Let E be a finite set. It therefore has a cardinal number of elements, #(E), which is equivalent to some natural number n. Now let's think of how many elements its power set must contain. Given that E has n elements, to construct all subsets of E we can take the string of all the elements in E = {e₀,e₁,e₂,e₃... e_n} and for each element decide if the subset does not include it (value: 0) or includes it (value: 1). In this way we get a string with all the possible combinations of n 1_s and 0_s, starting with all 0_s (the empty set) to all 1_s (the set itself), and everything in between. Given n #(E), and for every n we get 2 choices, the total number of choices is 2ⁿ, which is also something relatively easily shown through mathematical induction. And this number is a natural number and a cardinal, as potentiation was a valid operation closed within ω.

As for the last proof, I made above a proof that if E is a non-empty set of natural numbers, then there exists an element k in E such that k ≤ m for all m in E. That proof would work in exactly the same way here, but using ≥.

SECTION 14

Exercise: express the conditions of antisymmetry and totality for relation R by means of equations involving R and its inverse.
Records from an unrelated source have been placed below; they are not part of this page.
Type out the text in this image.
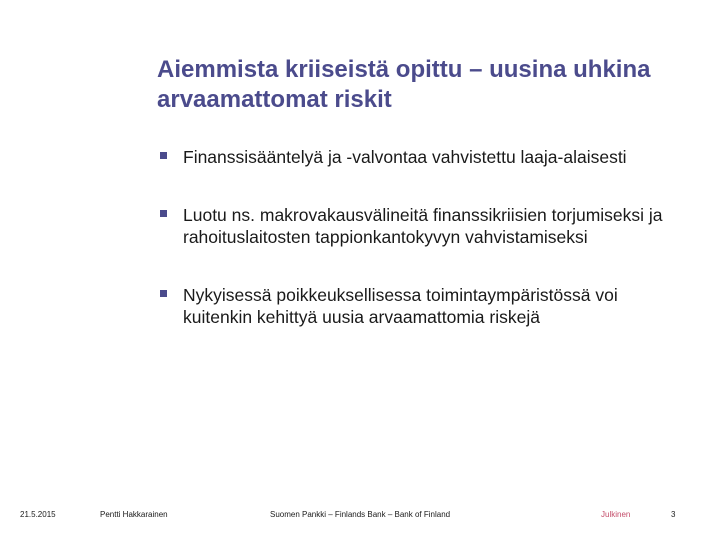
Aiemmista kriiseistä opittu – uusina uhkina arvaamattomat riskit
Finanssisääntelyä ja -valvontaa vahvistettu laaja-alaisesti
Luotu ns. makrovakausvälineitä finanssikriisien torjumiseksi ja rahoituslaitosten tappionkantokyvyn vahvistamiseksi
Nykyisessä poikkeuksellisessa toimintaympäristössä voi kuitenkin kehittyä uusia arvaamattomia riskejä
21.5.2015	Pentti Hakkarainen	Suomen Pankki – Finlands Bank – Bank of Finland	Julkinen	3
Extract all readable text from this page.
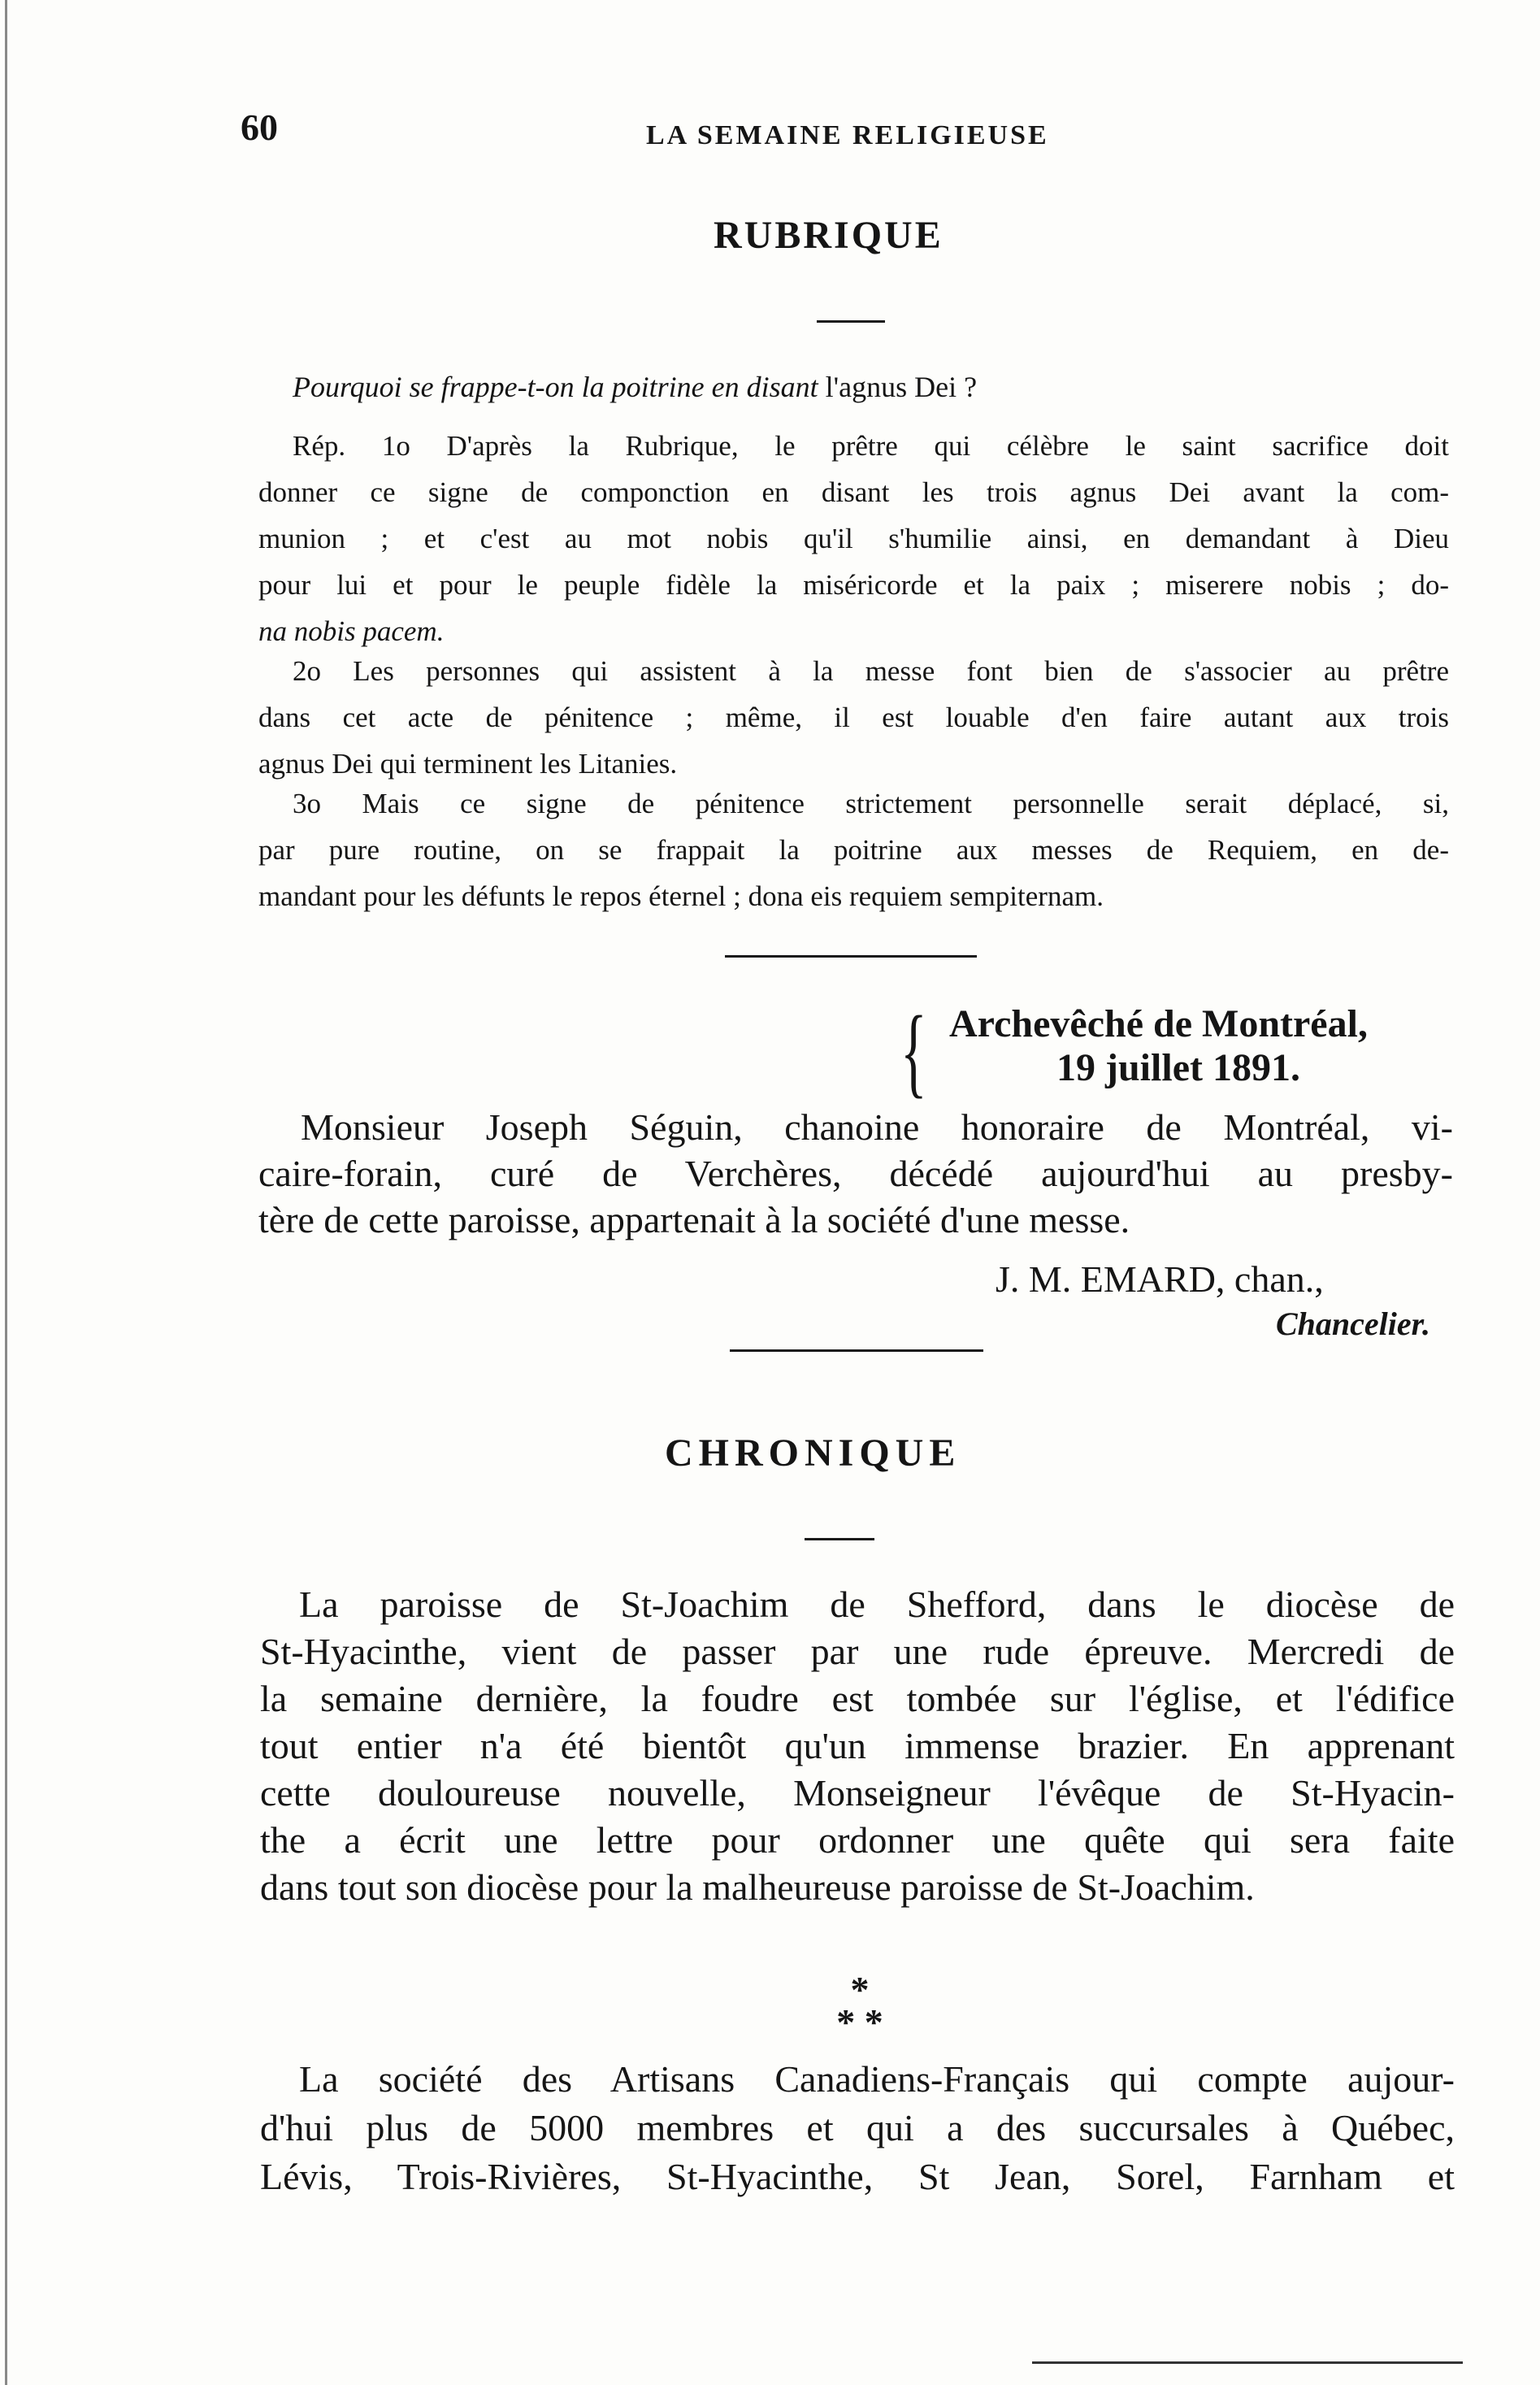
60	LA SEMAINE RELIGIEUSE
RUBRIQUE
Pourquoi se frappe-t-on la poitrine en disant l'agnus Dei ?
Rép. 1o D'après la Rubrique, le prêtre qui célèbre le saint sacrifice doit
donner ce signe de componction en disant les trois agnus Dei avant la com-
munion ; et c'est au mot nobis qu'il s'humilie ainsi, en demandant à Dieu
pour lui et pour le peuple fidèle la miséricorde et la paix ; miserere nobis ; do-
na nobis pacem.
2o Les personnes qui assistent à la messe font bien de s'associer au prêtre
dans cet acte de pénitence ; même, il est louable d'en faire autant aux trois
agnus Dei qui terminent les Litanies.
3o Mais ce signe de pénitence strictement personnelle serait déplacé, si,
par pure routine, on se frappait la poitrine aux messes de Requiem, en de-
mandant pour les défunts le repos éternel ; dona eis requiem sempiternam.
{ Archevêché de Montréal,
19 juillet 1891.
Monsieur Joseph Séguin, chanoine honoraire de Montréal, vi-
caire-forain, curé de Verchères, décédé aujourd'hui au presby-
tère de cette paroisse, appartenait à la société d'une messe.
J. M. EMARD, chan.,
Chancelier.
CHRONIQUE
La paroisse de St-Joachim de Shefford, dans le diocèse de
St-Hyacinthe, vient de passer par une rude épreuve. Mercredi de
la semaine dernière, la foudre est tombée sur l'église, et l'édifice
tout entier n'a été bientôt qu'un immense brazier. En apprenant
cette douloureuse nouvelle, Monseigneur l'évêque de St-Hyacin-
the a écrit une lettre pour ordonner une quête qui sera faite
dans tout son diocèse pour la malheureuse paroisse de St-Joachim.
*
* *
La société des Artisans Canadiens-Français qui compte aujour-
d'hui plus de 5000 membres et qui a des succursales à Québec,
Lévis, Trois-Rivières, St-Hyacinthe, St Jean, Sorel, Farnham et
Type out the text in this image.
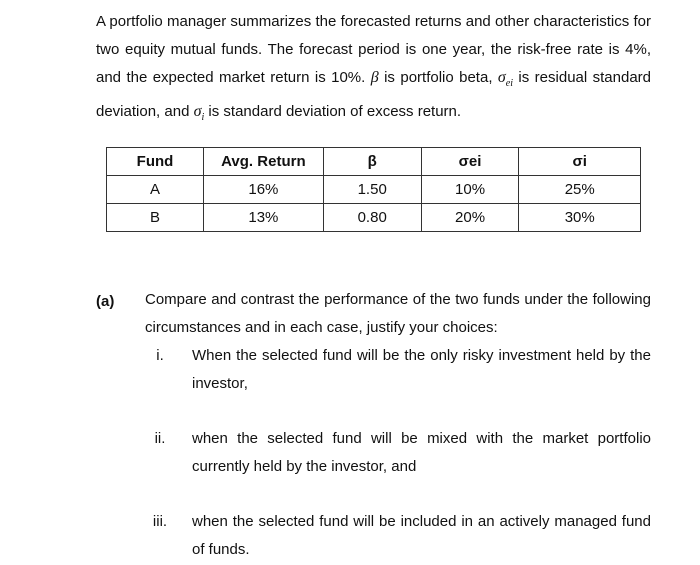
A portfolio manager summarizes the forecasted returns and other characteristics for two equity mutual funds. The forecast period is one year, the risk-free rate is 4%, and the expected market return is 10%. β is portfolio beta, $\sigma_{ei}$ is residual standard deviation, and $\sigma_i$ is standard deviation of excess return.

Fund	Avg. Return	β	σei	σi
A	16%	1.50	10%	25%
B	13%	0.80	20%	30%
(a) Compare and contrast the performance of the two funds under the following circumstances and in each case, justify your choices:

i.	When the selected fund will be the only risky investment held by the investor,

ii.	when the selected fund will be mixed with the market portfolio currently held by the investor, and

iii.	when the selected fund will be included in an actively managed fund of funds.
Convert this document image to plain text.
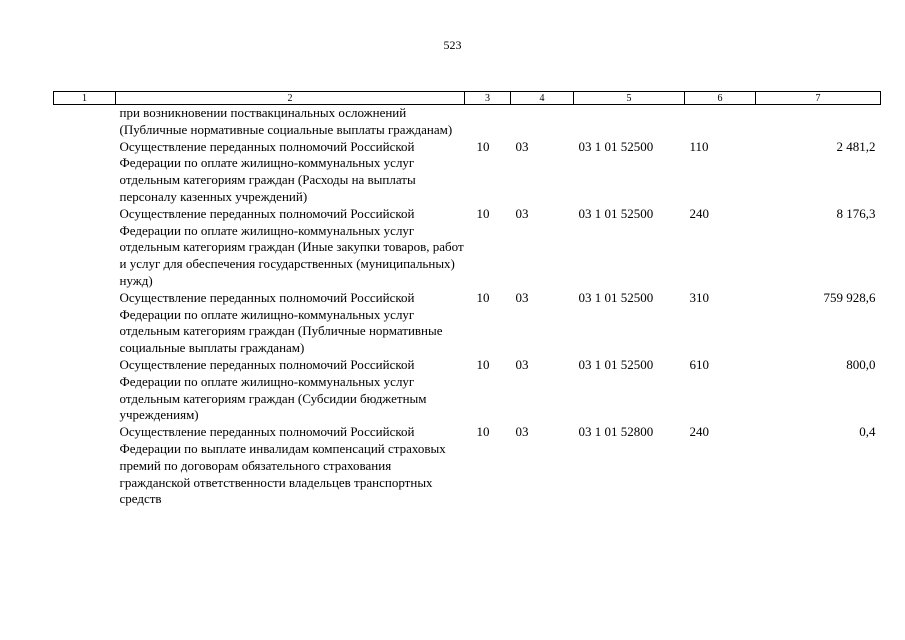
523
1	2	3	4	5	6	7
	при возникновении поствакцинальных осложнений (Публичные нормативные социальные выплаты гражданам)					
	Осуществление переданных полномочий Российской Федерации по оплате жилищно-коммунальных услуг отдельным категориям граждан (Расходы на выплаты персоналу казенных учреждений)	10	03	03 1 01 52500	110	2 481,2
	Осуществление переданных полномочий Российской Федерации по оплате жилищно-коммунальных услуг отдельным категориям граждан (Иные закупки товаров, работ и услуг для обеспечения государственных (муниципальных) нужд)	10	03	03 1 01 52500	240	8 176,3
	Осуществление переданных полномочий Российской Федерации по оплате жилищно-коммунальных услуг отдельным категориям граждан (Публичные нормативные социальные выплаты гражданам)	10	03	03 1 01 52500	310	759 928,6
	Осуществление переданных полномочий Российской Федерации по оплате жилищно-коммунальных услуг отдельным категориям граждан (Субсидии бюджетным учреждениям)	10	03	03 1 01 52500	610	800,0
	Осуществление переданных полномочий Российской Федерации по выплате инвалидам компенсаций страховых премий по договорам обязательного страхования гражданской ответственности владельцев транспортных средств	10	03	03 1 01 52800	240	0,4
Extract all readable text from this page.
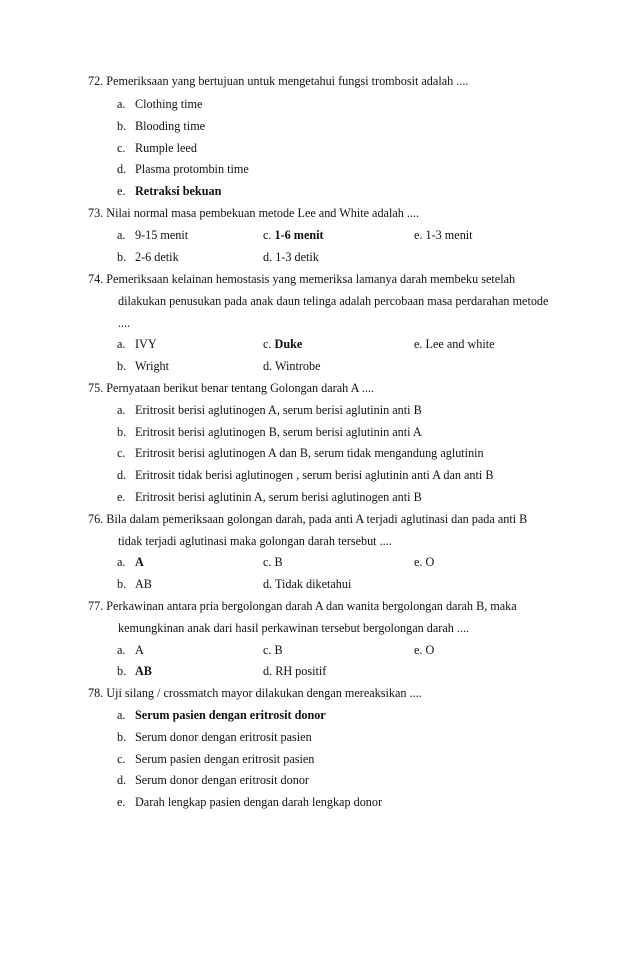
72. Pemeriksaan yang bertujuan untuk mengetahui fungsi trombosit adalah ....
a. Clothing time
b. Blooding time
c. Rumple leed
d. Plasma protombin time
e. Retraksi bekuan
73. Nilai normal masa pembekuan metode Lee and White adalah ....
a. 9-15 menit	c. 1-6 menit	e. 1-3 menit
b. 2-6 detik	d. 1-3 detik
74. Pemeriksaan kelainan hemostasis yang memeriksa lamanya darah membeku setelah
dilakukan penusukan pada anak daun telinga adalah percobaan masa perdarahan metode
....
a. IVY	c. Duke	e. Lee and white
b. Wright	d. Wintrobe
75. Pernyataan berikut benar tentang Golongan darah A ....
a. Eritrosit berisi aglutinogen A, serum berisi aglutinin anti B
b. Eritrosit berisi aglutinogen B, serum berisi aglutinin anti A
c. Eritrosit berisi aglutinogen A dan B, serum tidak mengandung aglutinin
d. Eritrosit tidak berisi aglutinogen , serum berisi aglutinin anti A dan anti B
e. Eritrosit berisi aglutinin A, serum berisi aglutinogen anti B
76. Bila dalam pemeriksaan golongan darah, pada anti A terjadi aglutinasi dan pada anti B
tidak terjadi aglutinasi maka golongan darah tersebut ....
a. A	c. B	e. O
b. AB	d. Tidak diketahui
77. Perkawinan antara pria bergolongan darah A dan wanita bergolongan darah B, maka
kemungkinan anak dari hasil perkawinan tersebut bergolongan darah ....
a. A	c. B	e. O
b. AB	d. RH positif
78. Uji silang / crossmatch mayor dilakukan dengan mereaksikan ....
a. Serum pasien dengan eritrosit donor
b. Serum donor dengan eritrosit pasien
c. Serum pasien dengan eritrosit pasien
d. Serum donor dengan eritrosit donor
e. Darah lengkap pasien dengan darah lengkap donor
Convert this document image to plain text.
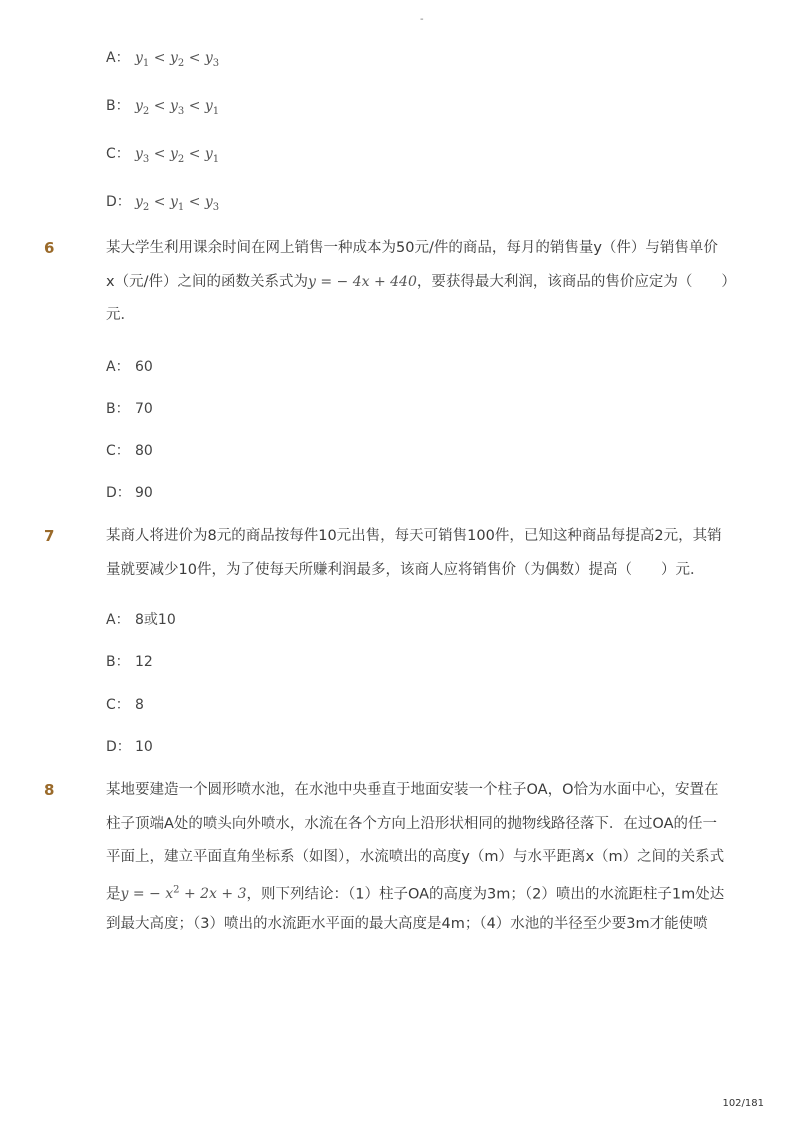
-
A： $y_1 < y_2 < y_3$
B： $y_2 < y_3 < y_1$
C： $y_3 < y_2 < y_1$
D： $y_2 < y_1 < y_3$
6	某大学生利用课余时间在网上销售一种成本为50元/件的商品，每月的销售量y（件）与销售单价
x（元/件）之间的函数关系式为y = − 4x + 440，要获得最大利润，该商品的售价应定为（　　）
元．
A： 60
B： 70
C： 80
D： 90
7	某商人将进价为8元的商品按每件10元出售，每天可销售100件，已知这种商品每提高2元，其销
量就要减少10件，为了使每天所赚利润最多，该商人应将销售价（为偶数）提高（　　）元．
A： 8或10
B： 12
C： 8
D： 10
8	某地要建造一个圆形喷水池，在水池中央垂直于地面安装一个柱子OA，O恰为水面中心，安置在
柱子顶端A处的喷头向外喷水，水流在各个方向上沿形状相同的抛物线路径落下．在过OA的任一
平面上，建立平面直角坐标系（如图），水流喷出的高度y（m）与水平距离x（m）之间的关系式
是y = − $x^2 + 2x + 3$，则下列结论：（1）柱子OA的高度为3m；（2）喷出的水流距柱子1m处达
到最大高度；（3）喷出的水流距水平面的最大高度是4m；（4）水池的半径至少要3m才能使喷
102/181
The formal version of antisymmetry would be something like so:

 (xRy)∧(yRx) → x = y

The idea of using R^-1 brings in this concept: if an element in an antisymmetric relation has an inverse, its inverse must be equal to itself:

(xRy)∧(xR^-1y) → x = y

The formal version of totality would be something like so:

(x ∈ X) ∧ (y ∈ X) → (xRy)∨(yRx)

Using R^-1 turns it to:

(x ∈ X) ∧ (y ∈ X) → (xRy)∨(xR^-1y)

The idea might be that given a total relation, every element must have an inverse.